Table 1 below illustrates main questions that key philosophical concepts attempt to answer:

Table 1 Key philosophical concepts and questions

Ontology relates to a central question of whether social entities need to be perceived as objective or subjective. In other words, within the scope of your research you need to decide whether the world is external to social world or the perceptions and actions of social actors create social phenomena. [2]

Accordingly, objectivism (or  positivism ) and subjectivism can be specified as two important aspects of ontology.

Objectivism “portrays the position that social entities exist in reality external to social actors concerned with their existence” [3] . Alternatively, objectivism “is an ontological position that asserts that social phenomena and their meanings have an existence that is independent of social actors” [4] .

Subjectivism (also known as constructionism or  interpretivism ) on the contrary, perceives that social phenomena are created from perceptions and consequent actions of those social actors concerned with their existence. Formally, constructionism can be defined as “ontological position which asserts that social phenomena and their meanings are continually being accomplished by social actors”. [5]
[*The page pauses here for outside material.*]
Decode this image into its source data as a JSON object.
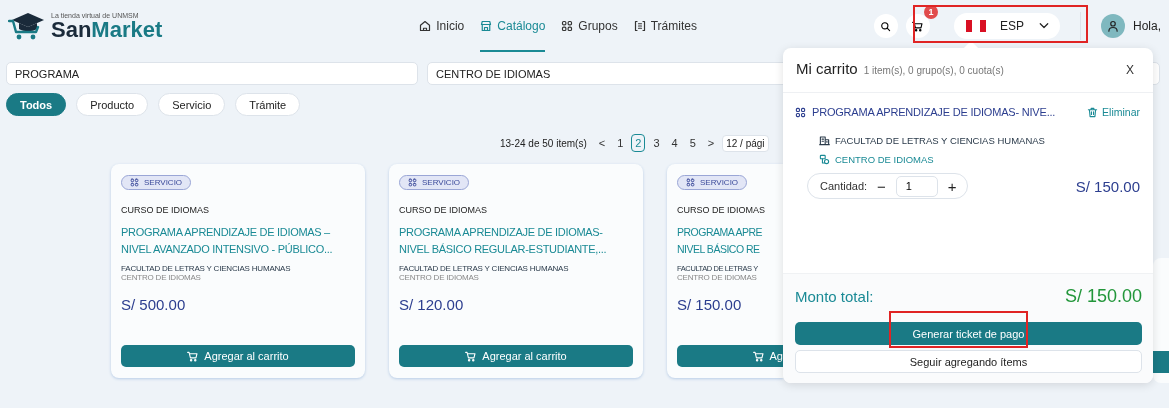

The Table 2 below illustrates the ontology of four major research philosophies related to business studies:

Table 2 Ontology of research philosophies

Identification of ontology at the start of the research process is critically important as it determines the choice of the research design . The figure below illustrates the consequent impact of ontology on the choice of research methods via epistemology, research approach, research strategy and methods of data collection and data analysis.
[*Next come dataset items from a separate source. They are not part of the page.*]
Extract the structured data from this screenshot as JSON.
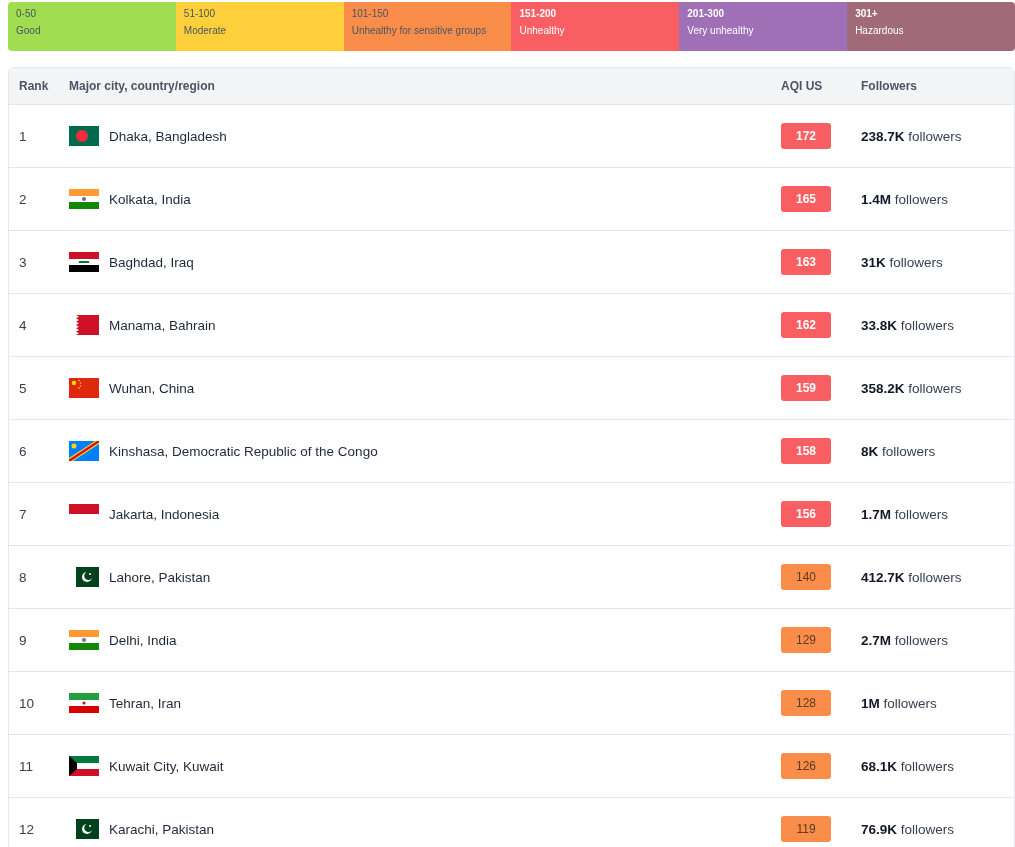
{
  "legend": [
    {
      "range": "0-50",
      "label": "Good",
      "color": "#a0dd50"
    },
    {
      "range": "51-100",
      "label": "Moderate",
      "color": "#fdd03b"
    },
    {
      "range": "101-150",
      "label": "Unhealthy for sensitive groups",
      "color": "#fb8d4a"
    },
    {
      "range": "151-200",
      "label": "Unhealthy",
      "color": "#f95f62"
    },
    {
      "range": "201-300",
      "label": "Very unhealthy",
      "color": "#a070b6"
    },
    {
      "range": "301+",
      "label": "Hazardous",
      "color": "#a06a7b"
    }
  ],
  "table": {
    "columns": [
      "Rank",
      "Major city, country/region",
      "AQI US",
      "Followers"
    ],
    "rows": [
      {
        "rank": "1",
        "kind": "bangladesh",
        "city": "Dhaka, Bangladesh",
        "aqi": "172",
        "color": "#f95f62",
        "followers": "**238.7K** followers"
      },
      {
        "rank": "2",
        "kind": "india",
        "city": "Kolkata, India",
        "aqi": "165",
        "color": "#f95f62",
        "followers": "**1.4M** followers"
      },
      {
        "rank": "3",
        "kind": "iraq",
        "city": "Baghdad, Iraq",
        "aqi": "163",
        "color": "#f95f62",
        "followers": "**31K** followers"
      },
      {
        "rank": "4",
        "kind": "bahrain",
        "city": "Manama, Bahrain",
        "aqi": "162",
        "color": "#f95f62",
        "followers": "**33.8K** followers"
      },
      {
        "rank": "5",
        "kind": "china",
        "city": "Wuhan, China",
        "aqi": "159",
        "color": "#f95f62",
        "followers": "**358.2K** followers"
      },
      {
        "rank": "6",
        "kind": "congo",
        "city": "Kinshasa, Democratic Republic of the Congo",
        "aqi": "158",
        "color": "#f95f62",
        "followers": "**8K** followers"
      },
      {
        "rank": "7",
        "kind": "indonesia",
        "city": "Jakarta, Indonesia",
        "aqi": "156",
        "color": "#f95f62",
        "followers": "**1.7M** followers"
      },
      {
        "rank": "8",
        "kind": "pakistan",
        "city": "Lahore, Pakistan",
        "aqi": "140",
        "color": "#fb8d4a",
        "followers": "**412.7K** followers"
      },
      {
        "rank": "9",
        "kind": "india",
        "city": "Delhi, India",
        "aqi": "129",
        "color": "#fb8d4a",
        "followers": "**2.7M** followers"
      },
      {
        "rank": "10",
        "kind": "iran",
        "city": "Tehran, Iran",
        "aqi": "128",
        "color": "#fb8d4a",
        "followers": "**1M** followers"
      },
      {
        "rank": "11",
        "kind": "kuwait",
        "city": "Kuwait City, Kuwait",
        "aqi": "126",
        "color": "#fb8d4a",
        "followers": "**68.1K** followers"
      },
      {
        "rank": "12",
        "kind": "pakistan",
        "city": "Karachi, Pakistan",
        "aqi": "119",
        "color": "#fb8d4a",
        "followers": "**76.9K** followers"
      }
    ]
  }
}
Ontology in business studies

Impact of research philosophy on the choice of research method

Ontology in business studies

You don’t have to discuss ontology in great depth when writing a dissertation in business studies. Several paragraphs to one page will suffice for a dissertation on Bachelor’s or Master’s level, whereas you can devote about two pages to ontology on a research at a PhD level.

You can address ontology part of methodology chapter of your dissertation in the following manner:

Firstly, you can provide a formal definition of ontology with proper referencing. When providing definitions, it is better to use and reference books rather than internet web pages.  This can be followed by explanation of ontology in simple terms, in your own words.

Secondly, you have to specify whether you are adopting objectivism or constructivism view. This should be followed by explanation of rationale for your choice by referring to your research aims and objectives.

Thirdly, you have to discuss implications of your ontological choice on the choice of epistemology, research approach, and research strategy and data collection methods.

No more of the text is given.